Broadening the smile - A dubious treatment
INTRODUCTION TO JAW EXPANSION:
The term jaw expansion refers to "widening" of the back teeth. In general, the upper set of teeth should fit around (outside) the lower set of teeth. As such, the upper jaw should be "wider" than the lower jaw.
The upper jaw is usually the one undergoing expansion. Expansion of the lower jaw is occasionally utilized, but a very unusual and dubious treatment.

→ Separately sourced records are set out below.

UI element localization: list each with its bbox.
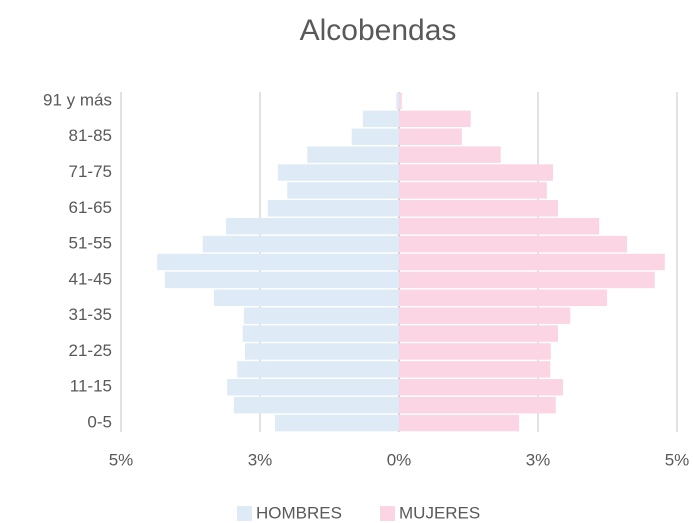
bar <box>399 289 607 307</box>
bar <box>399 343 551 360</box>
bar <box>399 200 559 217</box>
bar <box>399 396 556 414</box>
bar <box>237 361 399 378</box>
bar <box>267 200 399 217</box>
y-tick-label: 51-55 <box>69 234 112 253</box>
y-tick-label: 91 y más <box>43 90 112 109</box>
bar <box>399 235 627 253</box>
bar <box>399 110 471 128</box>
bar <box>396 92 399 110</box>
legend-label: MUJERES <box>399 503 480 522</box>
bar <box>399 164 554 181</box>
bar <box>399 92 402 110</box>
y-tick-label: 21-25 <box>69 341 112 360</box>
bar <box>362 110 399 128</box>
bar <box>399 379 564 396</box>
bar <box>287 182 399 199</box>
bar <box>227 379 399 396</box>
chart-title: Alcobendas <box>300 14 457 47</box>
bar <box>399 325 559 342</box>
legend-label: HOMBRES <box>256 503 342 522</box>
legend-swatch <box>237 506 252 521</box>
bar <box>399 414 520 432</box>
x-tick-label: 5% <box>109 450 134 469</box>
bar <box>399 217 600 235</box>
x-tick-label: 3% <box>248 450 273 469</box>
x-tick-label: 5% <box>665 450 690 469</box>
x-tick-label: 0% <box>387 450 412 469</box>
bar <box>307 146 399 163</box>
bar <box>242 325 399 342</box>
y-tick-label: 0-5 <box>87 413 112 432</box>
y-tick-label: 61-65 <box>69 198 112 217</box>
bar <box>164 271 399 289</box>
bar <box>243 307 399 324</box>
y-tick-label: 41-45 <box>69 269 112 288</box>
x-tick-label: 3% <box>526 450 551 469</box>
bar <box>157 253 399 271</box>
bar <box>399 182 547 199</box>
y-tick-label: 11-15 <box>70 377 112 396</box>
bar <box>226 217 399 235</box>
bar <box>399 146 501 163</box>
legend-swatch <box>380 506 395 521</box>
bar <box>399 361 551 378</box>
bar <box>351 128 399 145</box>
bar <box>275 414 399 432</box>
y-tick-label: 71-75 <box>69 162 112 181</box>
bar <box>399 307 571 324</box>
bar <box>277 164 399 181</box>
bar <box>213 289 399 307</box>
bar <box>244 343 399 360</box>
y-tick-label: 31-35 <box>69 305 112 324</box>
bar <box>202 235 399 253</box>
y-tick-label: 81-85 <box>69 126 112 145</box>
bar <box>399 128 462 145</box>
bar <box>399 253 665 271</box>
bar <box>399 271 655 289</box>
bar <box>233 396 399 414</box>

Expanders can be fixed (glued in) or removable.
WHEN TO EXPAND:
Expansion is generally utilized when the upper jaw is too narrow to fit around the lower jaw. As such, the upper jaw is widened until it fits around the lower jaw.
Expansion can also resolve crowding by enlarging the circumference in the are of the front teeth. As circumference increases, the dental arch perimeter increases. An enlarged arch perimeter allows crowded teeth to align along the greater perimeter.
Broadening the Smile - A dubious treatment:
Expansion for any reason other than Posterior Crossbites or Crowding is dubious. While some doctors try to "broaden" the smile via expansion, this "broadening" is not supported by the literature in orthodontics. In fact, the literature would advise against "broadening."
Why not broaden? If no crossbites exist, and you expand the upper jaw, the upper jaw becomes too wide for the lower jaw. Therefore, the lower jaw must be expanded to fit the widened upper jaw. Widening of the lower jaw has a tendency to develop TMJ problems. Additionally, both jaws will be unstable and have a tendency to collapse back to their original position after treatment is complete.
AGE AND JAW EXPANSION:
Children with crossbites should be treated as early as reasonable (generally not earlier than 5 years old if possible). Since children are growing, crossbites tend to force the jaw into non-centered positions, and the jaw can grow off center during childhood growth. Additionally, crossbites of children results in TMJ problems over time.
Expanding the upper jaw of a child is straight-forward, because the upper jaw is soft and formable before the age of 16 years.
Adults with crossbites should also be treated, but some level of TMJ damage will be apparent on the jaw joints (sometimes debilitating damage).
Treating adults with crossbites can be different than treating children with crossbites. Adults with crossbites are not growing. As such, many orthodontists only expand adults with crossbites using "surgically assisted" jaw expansion. This involves a surgery that cuts down the center of the upper jaw.
Interestingly, most adults that undergo surgically assisted jaw expansion do not need a surgery to solve their crossbite! They do not need "jaw expansion." They often only need "dental expansion."